Throughout the last four years, PHC Marion, along with its sister coalition Marion County Creating Healthy Communities (CHC), has worked through Community Action Plans, to improve daily opportunities for physical activity and healthy eating. Opportunities for children and adults to engage in daily physical activity have expanded through the establishment of a marked bike route within the city. This ten-mile circular route takes riders through most Marion neighborhoods. In addition to the circular route, there are off-shoots to downtown, the Tall Grass Trail and coming soon a route to the Marion Campus. This will connect neighborhoods to the new University Drive extension and its multi-use bike / walk trail. For the past three years, PHC Marion has conducted bike safety days at Marion City Schools giving out approximately 600 bike helmets to elementary school students. PHC Marion also worked with Downtown Marion to establish Shoe the Loop walking routes centered in downtown.
PHC Marion and CHC have improved access to healthy food through community gardens. In 2013, they launched their first community garden project at Christ Missionary Baptist Church. The site began with ten raised beds. In 2015, there are nearly 100 raised beds throughout Marion County giving many families a new opportunity for healthy food. Many of these were started by PHC Marion partners, with PHC Marion providing technical support. In 2014, PHC Marion worked with the Marion County Farm Bureau and planted an acre of sweet corn at the YMCA. The corn was harvested by area food pantries and individual community members. The same acre is growing this summer for another year of free distribution to food pantries and families.
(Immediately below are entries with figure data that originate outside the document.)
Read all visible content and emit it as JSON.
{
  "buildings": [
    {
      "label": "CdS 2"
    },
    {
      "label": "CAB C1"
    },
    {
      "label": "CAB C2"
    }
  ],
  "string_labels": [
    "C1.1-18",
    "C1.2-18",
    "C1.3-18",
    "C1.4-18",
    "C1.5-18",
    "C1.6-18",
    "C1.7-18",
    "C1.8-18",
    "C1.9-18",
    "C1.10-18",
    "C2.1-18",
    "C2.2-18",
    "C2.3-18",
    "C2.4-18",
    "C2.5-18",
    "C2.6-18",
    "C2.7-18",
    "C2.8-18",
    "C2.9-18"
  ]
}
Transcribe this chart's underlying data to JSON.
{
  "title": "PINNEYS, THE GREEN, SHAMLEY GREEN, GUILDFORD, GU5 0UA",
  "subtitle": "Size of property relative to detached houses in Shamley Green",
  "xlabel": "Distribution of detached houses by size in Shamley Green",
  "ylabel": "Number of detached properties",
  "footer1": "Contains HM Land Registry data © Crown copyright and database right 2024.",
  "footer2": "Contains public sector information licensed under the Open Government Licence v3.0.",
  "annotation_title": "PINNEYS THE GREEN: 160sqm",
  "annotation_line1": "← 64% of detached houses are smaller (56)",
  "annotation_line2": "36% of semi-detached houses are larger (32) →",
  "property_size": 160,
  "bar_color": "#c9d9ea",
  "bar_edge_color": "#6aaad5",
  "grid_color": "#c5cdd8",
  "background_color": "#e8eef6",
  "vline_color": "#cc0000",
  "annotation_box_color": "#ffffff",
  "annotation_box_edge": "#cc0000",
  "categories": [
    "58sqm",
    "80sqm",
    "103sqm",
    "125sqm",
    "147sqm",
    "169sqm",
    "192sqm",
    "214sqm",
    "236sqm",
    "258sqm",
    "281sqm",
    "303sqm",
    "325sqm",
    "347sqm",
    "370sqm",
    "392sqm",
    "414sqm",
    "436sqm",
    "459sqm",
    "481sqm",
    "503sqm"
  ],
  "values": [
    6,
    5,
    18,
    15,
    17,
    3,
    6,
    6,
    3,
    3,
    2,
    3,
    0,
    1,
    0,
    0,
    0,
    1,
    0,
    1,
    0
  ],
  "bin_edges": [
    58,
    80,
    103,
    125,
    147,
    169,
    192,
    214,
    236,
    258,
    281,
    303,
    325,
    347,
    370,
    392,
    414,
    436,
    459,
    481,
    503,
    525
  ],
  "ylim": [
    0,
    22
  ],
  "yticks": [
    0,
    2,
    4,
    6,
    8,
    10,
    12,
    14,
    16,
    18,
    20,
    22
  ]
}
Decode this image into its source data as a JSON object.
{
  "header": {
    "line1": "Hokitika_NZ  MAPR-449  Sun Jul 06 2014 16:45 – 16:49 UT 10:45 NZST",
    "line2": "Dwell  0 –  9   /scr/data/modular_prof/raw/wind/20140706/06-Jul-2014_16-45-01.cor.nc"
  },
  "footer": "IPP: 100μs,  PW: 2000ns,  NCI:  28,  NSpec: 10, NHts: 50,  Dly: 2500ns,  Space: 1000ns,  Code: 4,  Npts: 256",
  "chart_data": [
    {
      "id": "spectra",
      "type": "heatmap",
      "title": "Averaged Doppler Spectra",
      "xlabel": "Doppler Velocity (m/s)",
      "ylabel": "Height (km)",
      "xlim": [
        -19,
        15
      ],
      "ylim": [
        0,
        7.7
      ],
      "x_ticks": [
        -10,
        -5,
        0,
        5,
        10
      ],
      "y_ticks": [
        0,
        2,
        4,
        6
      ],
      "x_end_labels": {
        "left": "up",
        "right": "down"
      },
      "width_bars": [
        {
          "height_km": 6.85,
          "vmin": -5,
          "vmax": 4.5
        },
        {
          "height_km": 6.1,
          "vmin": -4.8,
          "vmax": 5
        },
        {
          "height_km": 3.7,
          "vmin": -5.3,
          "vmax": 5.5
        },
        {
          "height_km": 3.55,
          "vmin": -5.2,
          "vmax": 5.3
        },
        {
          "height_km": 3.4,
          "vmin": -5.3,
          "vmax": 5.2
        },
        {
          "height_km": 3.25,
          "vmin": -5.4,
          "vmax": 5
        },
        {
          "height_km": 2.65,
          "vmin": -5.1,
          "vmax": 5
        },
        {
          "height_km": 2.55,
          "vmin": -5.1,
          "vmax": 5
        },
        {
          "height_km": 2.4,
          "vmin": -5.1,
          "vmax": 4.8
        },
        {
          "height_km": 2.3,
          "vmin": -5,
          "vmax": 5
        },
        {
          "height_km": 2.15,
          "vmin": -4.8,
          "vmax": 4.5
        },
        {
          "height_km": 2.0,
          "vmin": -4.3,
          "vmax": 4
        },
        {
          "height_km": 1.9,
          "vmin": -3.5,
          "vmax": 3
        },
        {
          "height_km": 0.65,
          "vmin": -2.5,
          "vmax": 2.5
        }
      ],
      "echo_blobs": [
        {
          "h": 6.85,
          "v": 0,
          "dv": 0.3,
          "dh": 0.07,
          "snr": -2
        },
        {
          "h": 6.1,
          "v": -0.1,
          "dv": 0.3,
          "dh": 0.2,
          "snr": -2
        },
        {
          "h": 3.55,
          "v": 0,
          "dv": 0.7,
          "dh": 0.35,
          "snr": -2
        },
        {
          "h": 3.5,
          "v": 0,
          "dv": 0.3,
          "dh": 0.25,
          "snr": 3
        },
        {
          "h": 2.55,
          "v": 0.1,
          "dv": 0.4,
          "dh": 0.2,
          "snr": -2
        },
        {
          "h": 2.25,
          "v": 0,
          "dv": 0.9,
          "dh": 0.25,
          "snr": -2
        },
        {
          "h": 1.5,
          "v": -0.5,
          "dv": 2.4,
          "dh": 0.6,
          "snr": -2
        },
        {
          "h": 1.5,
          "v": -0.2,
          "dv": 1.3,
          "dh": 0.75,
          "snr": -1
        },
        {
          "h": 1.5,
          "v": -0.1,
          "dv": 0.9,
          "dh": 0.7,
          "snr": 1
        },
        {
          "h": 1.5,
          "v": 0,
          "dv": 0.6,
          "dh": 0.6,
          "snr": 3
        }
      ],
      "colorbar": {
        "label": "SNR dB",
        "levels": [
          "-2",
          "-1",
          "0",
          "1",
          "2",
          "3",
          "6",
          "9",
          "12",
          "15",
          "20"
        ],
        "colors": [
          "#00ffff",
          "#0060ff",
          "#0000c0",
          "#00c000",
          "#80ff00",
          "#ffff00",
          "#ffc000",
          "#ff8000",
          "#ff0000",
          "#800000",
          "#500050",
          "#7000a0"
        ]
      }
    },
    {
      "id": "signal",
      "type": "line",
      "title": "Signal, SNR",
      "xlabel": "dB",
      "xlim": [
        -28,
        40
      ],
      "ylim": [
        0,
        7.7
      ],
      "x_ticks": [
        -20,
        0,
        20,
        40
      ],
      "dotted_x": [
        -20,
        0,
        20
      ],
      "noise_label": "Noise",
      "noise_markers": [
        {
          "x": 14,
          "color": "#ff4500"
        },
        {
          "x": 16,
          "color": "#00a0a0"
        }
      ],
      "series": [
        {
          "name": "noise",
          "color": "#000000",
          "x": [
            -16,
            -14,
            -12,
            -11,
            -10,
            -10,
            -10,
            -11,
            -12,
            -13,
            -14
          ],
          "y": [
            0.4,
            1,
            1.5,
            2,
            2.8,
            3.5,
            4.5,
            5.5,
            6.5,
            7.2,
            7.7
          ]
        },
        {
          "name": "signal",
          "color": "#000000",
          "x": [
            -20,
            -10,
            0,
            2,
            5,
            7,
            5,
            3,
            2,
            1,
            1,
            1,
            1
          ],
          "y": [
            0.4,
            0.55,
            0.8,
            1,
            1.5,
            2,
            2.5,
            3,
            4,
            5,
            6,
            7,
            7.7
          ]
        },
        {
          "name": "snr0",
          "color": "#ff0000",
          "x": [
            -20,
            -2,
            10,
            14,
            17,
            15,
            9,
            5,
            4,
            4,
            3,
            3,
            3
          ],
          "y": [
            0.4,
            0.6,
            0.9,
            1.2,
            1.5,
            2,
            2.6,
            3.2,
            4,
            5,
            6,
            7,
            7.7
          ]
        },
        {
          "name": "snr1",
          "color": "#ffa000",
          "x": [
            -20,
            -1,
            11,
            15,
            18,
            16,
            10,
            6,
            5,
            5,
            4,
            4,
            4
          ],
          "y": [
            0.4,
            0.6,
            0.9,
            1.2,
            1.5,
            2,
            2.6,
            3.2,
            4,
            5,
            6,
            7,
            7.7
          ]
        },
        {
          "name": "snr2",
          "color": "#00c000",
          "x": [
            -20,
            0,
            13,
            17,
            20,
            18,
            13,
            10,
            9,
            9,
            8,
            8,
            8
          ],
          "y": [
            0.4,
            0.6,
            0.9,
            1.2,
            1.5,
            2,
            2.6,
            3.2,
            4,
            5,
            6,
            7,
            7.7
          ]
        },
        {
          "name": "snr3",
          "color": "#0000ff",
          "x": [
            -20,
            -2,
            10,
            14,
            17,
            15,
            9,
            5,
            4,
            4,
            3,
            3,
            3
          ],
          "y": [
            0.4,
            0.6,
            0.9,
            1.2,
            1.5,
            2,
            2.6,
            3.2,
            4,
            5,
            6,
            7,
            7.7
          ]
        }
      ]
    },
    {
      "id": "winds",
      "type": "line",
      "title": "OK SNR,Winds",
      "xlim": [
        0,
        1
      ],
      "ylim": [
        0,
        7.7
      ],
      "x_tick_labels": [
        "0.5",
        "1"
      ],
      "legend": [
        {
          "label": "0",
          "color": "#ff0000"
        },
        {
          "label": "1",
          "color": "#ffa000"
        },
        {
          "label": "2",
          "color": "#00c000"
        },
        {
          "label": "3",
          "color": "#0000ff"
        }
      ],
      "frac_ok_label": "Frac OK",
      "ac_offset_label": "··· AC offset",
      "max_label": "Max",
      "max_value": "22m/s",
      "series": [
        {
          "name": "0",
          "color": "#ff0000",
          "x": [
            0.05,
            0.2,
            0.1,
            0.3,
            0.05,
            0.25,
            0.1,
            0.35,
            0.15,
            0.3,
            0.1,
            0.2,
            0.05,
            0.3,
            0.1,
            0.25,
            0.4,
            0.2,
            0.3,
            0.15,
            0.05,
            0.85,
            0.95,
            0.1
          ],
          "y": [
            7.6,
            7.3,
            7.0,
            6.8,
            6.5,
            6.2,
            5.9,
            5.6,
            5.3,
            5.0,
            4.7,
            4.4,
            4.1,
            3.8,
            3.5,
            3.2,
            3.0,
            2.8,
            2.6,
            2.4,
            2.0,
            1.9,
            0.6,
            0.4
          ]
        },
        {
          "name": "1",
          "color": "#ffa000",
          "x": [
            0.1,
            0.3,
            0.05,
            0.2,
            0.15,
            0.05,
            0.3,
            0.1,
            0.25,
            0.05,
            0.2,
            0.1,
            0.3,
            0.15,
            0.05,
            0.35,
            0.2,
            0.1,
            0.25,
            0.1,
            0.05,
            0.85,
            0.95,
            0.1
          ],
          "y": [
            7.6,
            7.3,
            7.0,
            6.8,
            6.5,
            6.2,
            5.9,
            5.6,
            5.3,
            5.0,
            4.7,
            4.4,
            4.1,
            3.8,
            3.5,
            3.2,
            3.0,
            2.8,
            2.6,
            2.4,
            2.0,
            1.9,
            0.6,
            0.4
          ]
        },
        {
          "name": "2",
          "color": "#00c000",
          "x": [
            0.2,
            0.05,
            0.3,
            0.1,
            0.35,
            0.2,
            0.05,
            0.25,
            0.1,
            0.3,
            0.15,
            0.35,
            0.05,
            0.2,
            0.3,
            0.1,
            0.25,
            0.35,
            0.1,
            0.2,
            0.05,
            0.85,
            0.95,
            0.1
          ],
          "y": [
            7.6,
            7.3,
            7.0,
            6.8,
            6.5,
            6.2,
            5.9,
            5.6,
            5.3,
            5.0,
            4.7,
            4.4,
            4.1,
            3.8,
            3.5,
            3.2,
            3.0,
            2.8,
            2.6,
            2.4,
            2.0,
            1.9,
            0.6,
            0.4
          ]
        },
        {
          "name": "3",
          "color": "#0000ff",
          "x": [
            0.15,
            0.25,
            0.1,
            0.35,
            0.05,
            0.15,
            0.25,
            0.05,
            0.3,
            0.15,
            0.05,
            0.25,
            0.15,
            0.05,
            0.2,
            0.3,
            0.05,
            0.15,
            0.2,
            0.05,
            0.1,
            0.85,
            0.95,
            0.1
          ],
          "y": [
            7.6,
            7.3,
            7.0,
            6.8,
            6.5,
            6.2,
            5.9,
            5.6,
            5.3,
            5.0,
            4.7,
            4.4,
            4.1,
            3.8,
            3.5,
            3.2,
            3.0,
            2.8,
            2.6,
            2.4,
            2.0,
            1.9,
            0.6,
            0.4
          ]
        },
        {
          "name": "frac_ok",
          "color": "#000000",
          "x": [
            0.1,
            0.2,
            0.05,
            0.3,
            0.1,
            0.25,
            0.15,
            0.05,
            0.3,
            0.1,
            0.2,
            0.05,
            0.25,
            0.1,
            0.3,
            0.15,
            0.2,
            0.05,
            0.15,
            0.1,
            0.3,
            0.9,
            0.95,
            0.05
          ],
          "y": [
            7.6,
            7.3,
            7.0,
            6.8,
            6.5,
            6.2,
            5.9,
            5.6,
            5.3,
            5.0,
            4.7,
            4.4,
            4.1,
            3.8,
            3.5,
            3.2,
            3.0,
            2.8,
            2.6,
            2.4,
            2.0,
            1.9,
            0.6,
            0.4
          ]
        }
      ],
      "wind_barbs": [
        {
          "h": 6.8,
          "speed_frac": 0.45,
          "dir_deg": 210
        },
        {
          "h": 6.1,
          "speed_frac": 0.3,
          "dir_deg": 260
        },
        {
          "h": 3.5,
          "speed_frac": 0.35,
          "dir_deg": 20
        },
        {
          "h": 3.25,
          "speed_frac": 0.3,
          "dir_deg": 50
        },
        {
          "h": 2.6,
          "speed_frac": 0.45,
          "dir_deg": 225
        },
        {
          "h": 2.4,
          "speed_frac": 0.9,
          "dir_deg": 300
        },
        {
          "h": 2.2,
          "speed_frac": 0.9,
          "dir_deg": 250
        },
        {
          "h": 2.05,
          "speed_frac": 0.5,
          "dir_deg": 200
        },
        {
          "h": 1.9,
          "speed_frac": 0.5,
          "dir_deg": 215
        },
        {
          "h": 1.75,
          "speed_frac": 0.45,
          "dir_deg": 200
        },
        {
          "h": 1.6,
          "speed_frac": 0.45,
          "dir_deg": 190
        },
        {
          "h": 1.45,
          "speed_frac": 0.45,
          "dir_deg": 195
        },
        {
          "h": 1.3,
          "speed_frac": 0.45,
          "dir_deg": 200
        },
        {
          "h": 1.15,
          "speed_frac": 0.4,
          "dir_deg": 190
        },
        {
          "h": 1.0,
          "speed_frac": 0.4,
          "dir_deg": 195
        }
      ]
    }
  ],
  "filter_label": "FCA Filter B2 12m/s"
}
PHC Marion is working with JMJ Discount Foods and More to establish Healthy in a Hurry sections, where neighborhood residents can find affordable healthy food.
The work of PHC Marion is done through five action teams, with a variety of community organizations and individuals serving on each team. In addition to the initiatives described above, action teams work with area schools, governments and others to adopt policy, system and environmental changes that increase people’s access to physical activity and healthy eating. The coalition’s Leadership Team consists of Sharon Baldinger, Marion Industrial Center; Gary Barber, Marion City Schools; Dr. Rosemary Chaudry; Erin Creeden, Marion Public Health; Cliff Edwards, Center Street Community Health Center; Nancy Hafer, Elgin Schools; Dr. Len Janchar, OhioHealth Marion Area Physicians; Jim Lavelle, Ohio Heartland Community Action; Theresa Lubke, Marion Family YMCA; Chloe Metcalf, Elgin Schools; Dr. Greg Rose, Ohio State University at Marion; Mike Thomas, Marion City Council; Dr. Julie Tome, OhioHealth Marion General Hospital; and Tom Quade, Marion Public Health.
Funding for the coalition was provided by the RWJF and from the Marion Community Foundation for specific projects. The MCF has provided funding for Healthy in a Hurry corner store, community gardens, signage for bike and walking routes, physical activity programs at Summer Feeding Sites, and bike safety days. These activities have impacted hundreds of Marion residents providing increased physical activity and opportunities for healthy eating.